Tanquerey — Compêndio de Teologia Ascética e Mística
CAPÍTULO V — LUTA CONTRA AS TENTAÇÕES
900. A despeito de todos os esforços que fizermos para desarraigar os vícios, podemos e devemos contar com a tentação, porque nos não faltam inimigos espirituais, a concupiscência (pleonexia, epithymia) , o mundo e o demônio (n. 193-227), que não cessam de nos armar ciladas. É, pois, necessário tratar da tentação, tanto da tentação em geral, como das tentações principais dos principiantes.
ART. I. Da tentação em geral
901. A tentação é uma solicitação para o mal, proveniente dos nossos inimigos espirituais. Exporemos: 1. os fins providenciais da tentação; 2. a psicologia da tentação; 3. a maneira como nos devemos portar na tentação.
I. Os fins providenciais da tentação.
902. Deus não nos tenta diretamente: «Ninguém, quando é tentado, diga: é Deus que me tenta; porque Deus não pode ser tentado por mal algum, e ele próprio a ninguém tenta» 5. Mas permite que sejamos tentados pelos nossos inimigos espirituais, dando-nos, contudo, as graças necessárias para resistir: «Fidelis Deus qui non patietur vos tentari supra id quod potestis, sed faciet etiam cum tentatione proventum». E tem para isso excelentes razões.
1. Quer-nos fazer merecer o céu. Teria podido certamente conceder-nos o céu como um dom; mas quis sabiamente que o merecêssemos como recompensa. Quer até que o prêmio seja proporcionado ao mérito, por conseguinte, à dificuldade vencida. Ora, é indubitável que uma das dificuldades mais penosas é a tentação, que põe em risco a nossa frágil virtude. Combatê-la energicamente é um dos atos mais meritórios: e, depois de, com a graça de Deus, havermos dela triunfado, podemos dizer com S. Paulo que combatemos o bom combate e que só nos resta receber a coroa de justiça que Deus nos preparou. Será tanto maior a honra e a alegria em a possuir quanto mais tivermos feito para a merecer.
903. 2. É, além disso, um meio de purificação. 1) Vem, efetivamente, recordar-nos que, se outrora sucumbimos, foi por falta de vigilância e energia, e assim é para nós ocasião de renovar atos de arrependimento, confusão e humilhação, que contribuem para nos purificar a alma. 2) Obriga-nos, ao mesmo tempo, a fazer esforços enérgicos e constantes, para não recairmos; e assim nos faz expiar as covardias e capitulações passadas, com atos contrários; ora, tudo isto nos torna mais pura a alma. Eis o motivo por que, quando Deus quer purificar mais perfeitamente uma alma, para a elevar à contemplação, permite que ela passe por horríveis tentações, como veremos, ao tratar da via unitiva.

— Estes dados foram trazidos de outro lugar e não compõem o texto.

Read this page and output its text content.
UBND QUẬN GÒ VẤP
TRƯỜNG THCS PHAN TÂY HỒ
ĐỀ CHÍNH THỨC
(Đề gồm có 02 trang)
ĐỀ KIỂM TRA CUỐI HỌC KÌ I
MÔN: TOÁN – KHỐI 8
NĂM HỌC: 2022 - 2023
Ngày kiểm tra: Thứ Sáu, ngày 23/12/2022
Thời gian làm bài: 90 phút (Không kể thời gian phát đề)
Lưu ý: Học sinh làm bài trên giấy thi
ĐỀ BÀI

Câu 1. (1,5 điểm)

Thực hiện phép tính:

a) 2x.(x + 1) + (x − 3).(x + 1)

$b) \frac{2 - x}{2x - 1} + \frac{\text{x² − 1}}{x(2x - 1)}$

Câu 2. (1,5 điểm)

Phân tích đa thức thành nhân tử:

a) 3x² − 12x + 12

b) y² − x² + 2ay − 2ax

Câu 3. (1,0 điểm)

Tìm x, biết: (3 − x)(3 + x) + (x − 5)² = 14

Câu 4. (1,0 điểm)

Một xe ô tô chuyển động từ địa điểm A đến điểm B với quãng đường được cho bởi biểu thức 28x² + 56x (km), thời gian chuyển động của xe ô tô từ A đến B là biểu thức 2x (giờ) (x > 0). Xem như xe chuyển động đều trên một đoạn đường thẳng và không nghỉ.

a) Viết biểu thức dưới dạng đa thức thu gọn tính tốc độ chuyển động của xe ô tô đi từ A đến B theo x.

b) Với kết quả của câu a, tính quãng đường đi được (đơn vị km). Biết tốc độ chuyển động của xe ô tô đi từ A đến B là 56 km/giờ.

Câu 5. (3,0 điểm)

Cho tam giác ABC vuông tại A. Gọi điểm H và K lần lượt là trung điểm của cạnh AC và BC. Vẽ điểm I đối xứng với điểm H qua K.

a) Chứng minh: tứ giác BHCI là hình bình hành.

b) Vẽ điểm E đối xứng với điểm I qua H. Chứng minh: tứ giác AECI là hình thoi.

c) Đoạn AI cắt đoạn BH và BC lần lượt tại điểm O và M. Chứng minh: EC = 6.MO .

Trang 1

904. 3. É, enfim, um meio de progresso espiritua.
a) A tentação é uma como azorragada. que nos desperta no momento em que íamos a cair no sono da tibieza; faz-nos compreender a necessidade de não parar a meia encosta, senão de pôr a mira mais alto, para se esconjurar mais seguramente qualquer perigo.
b) É também escola de humildade e desconfiança de nós mesmos: compreende-se, então, melhor a própria fraqueza e impotência, sente-se mais a necessidade da graça e ora-se com mais fervor. Vê-se melhor a urgência impreterível de mortificar o amor do prazer, fonte das nossas tentações, e abraçam-se com mais generosidade as pequenas cruzes de cada dia, para se amortecer o ardor da concupiscência (pleonexia, epithymia) .
c) É, enfim, escola de amor de Deus. É que, para resistir com mais segurança, lança-se o homem nos braços de Deus, em busca de força e proteção; e depois, os auxílios que Ele concede não podem deixar de lhe excitar na alma um vivo reconhecimento e de o levar a haver-se com Deus como um filho que em todas as dificuldades recorre ao mais amante dos pais.
Há, pois, na tentação numerosas utilidades, e é por isso que Deus permite que os seus amigos sejam tentados: «porque eras aceito a Deus, diz o anjo a Tobias, foi necessário que a tentação te provasse: quia acceptus eras Deo, necesse fuit ut tentatio probaret fe».